- Interactive map of The Pinnacle
- Alternative names: Pinnacle Towers
- Hotel chain: Hilton

General information
- Status: On hold
- Type: Mixed Use Commercial
- Location: Upper Hill, Nairobi, Kenya
- Coordinates: 01°17′48″S 36°49′05″E﻿ / ﻿1.29667°S 36.81806°E
- Groundbreaking: 23 May 2017
- Estimated completion: 2029
- Cost: Sh20 billion (Est)

Height
- Architectural: 1,050 feet (320 m)
- Top floor: 1,000 feet (300 m)
- Observatory: 916 feet (279 m)

Technical details
- Floor count: 70
- Grounds: 2.5 acres (1.0 ha)

Design and construction
- Architecture firm: Archgroup Consultants
- Developer: White Lotus Group / Jabavu Village
- Engineer: Meinhardt
- Quantity surveyor: BECS Consultancy
- Main contractor: China State Construction Engineering Corporation

Other information
- Number of rooms: 257

Website
- www.thepinnacleofafrica.com

= The Pinnacle (Nairobi) =

Skyscraper under construction in Nairobi

The Pinnacle, also known as Pinnacle Towers, is a skyscraper currently on hold in Nairobi, the capital and the largest city of Kenya.
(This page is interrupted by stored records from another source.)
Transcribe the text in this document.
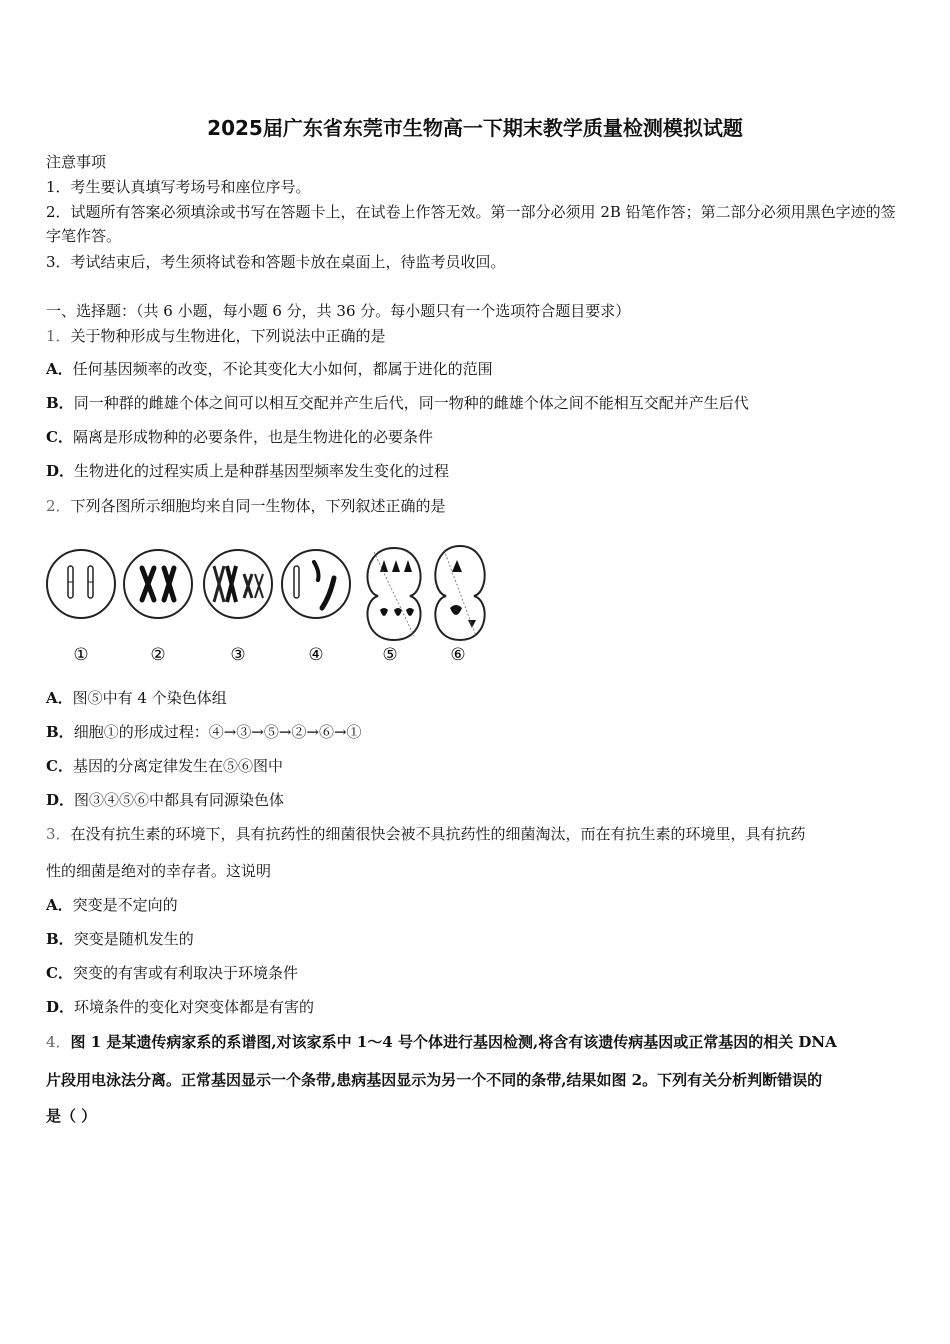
2025届广东省东莞市生物高一下期末教学质量检测模拟试题
注意事项
1．考生要认真填写考场号和座位序号。
2．试题所有答案必须填涂或书写在答题卡上，在试卷上作答无效。第一部分必须用 2B 铅笔作答；第二部分必须用黑色字迹的签字笔作答。
3．考试结束后，考生须将试卷和答题卡放在桌面上，待监考员收回。
一、选择题：（共 6 小题，每小题 6 分，共 36 分。每小题只有一个选项符合题目要求）
1．关于物种形成与生物进化，下列说法中正确的是
A．任何基因频率的改变，不论其变化大小如何，都属于进化的范围
B．同一种群的雌雄个体之间可以相互交配并产生后代，同一物种的雌雄个体之间不能相互交配并产生后代
C．隔离是形成物种的必要条件，也是生物进化的必要条件
D．生物进化的过程实质上是种群基因型频率发生变化的过程
2．下列各图所示细胞均来自同一生物体，下列叙述正确的是
①	②	③	④	⑤	⑥
A．图⑤中有 4 个染色体组
B．细胞①的形成过程：④→③→⑤→②→⑥→①
C．基因的分离定律发生在⑤⑥图中
D．图③④⑤⑥中都具有同源染色体
3．在没有抗生素的环境下，具有抗药性的细菌很快会被不具抗药性的细菌淘汰，而在有抗生素的环境里，具有抗药
性的细菌是绝对的幸存者。这说明
A．突变是不定向的
B．突变是随机发生的
C．突变的有害或有利取决于环境条件
D．环境条件的变化对突变体都是有害的
4．图 1 是某遗传病家系的系谱图,对该家系中 1～4 号个体进行基因检测,将含有该遗传病基因或正常基因的相关 DNA
片段用电泳法分离。正常基因显示一个条带,患病基因显示为另一个不同的条带,结果如图 2。下列有关分析判断错误的
是（ ）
When completed, the skyscraper is expected to become the second-tallest building in Africa after Egypt's Iconic Tower, and the third tallest building in the Southern Hemisphere, at 70 stories and 1,050 ft in height.

==Location==
The skyscraper is located in Upper Hill, on a 2.5 acre piece of property, approximately 4 km, south-west of the city centre of Nairobi, the capital city of Kenya.

==Overview==
The development consists of two adjacent towers. The shorter tower, at 45 floors will house the 257-room, five-star Upper Hill Hilton Hotel, the third Hilton franchise in Nairobi and the 50th on the African continent. The taller tower, with 70 floors, will feature eleven floors of commercial office space, nine floors of upscale rental retail space, and 46 floors with 210 upscale 1, 2 and 3-bedroom, serviced residential apartments. Other amenities include conference facilities, a gymnasium, luxury spa and an infinity pool. The taller tower will have a rooftop helipad, to allow chopper directly from/to Jomo Kenyatta International Airport, 16 km away.

==Ownership==
The development is a joint venture by Hass Petroleum an East African petroleum products distributor and the White Lotus Group, a Dubai-based investment firm.

==Construction and funding==
The budgeted construction cost for the Pinnacle Towers is US$200 million. Of that, the developers contributed US$50 million and the balance was borrowed, from Afreximbank and some Kenyan banks. The main contractor is China State Construction Engineering Corporation (CSCEC). Commissioning of the building is expected in 2020.

==Delays and land ownership dispute==
A dispute has arisen over ownership of part of the land being used for construction. The High Court has issued arrest warrants for the directors of White Lotus Projects, Poosapati Ramachandra Raju Sita and Mohamud Mahat Noor. The dispute began when legal action was taken against Hass Petroleum by Ugandan tycoon James Mugoya and a trust formed by former United Arab Emirates leader Sheikh Zayed Bin Sultan Al Nahyan.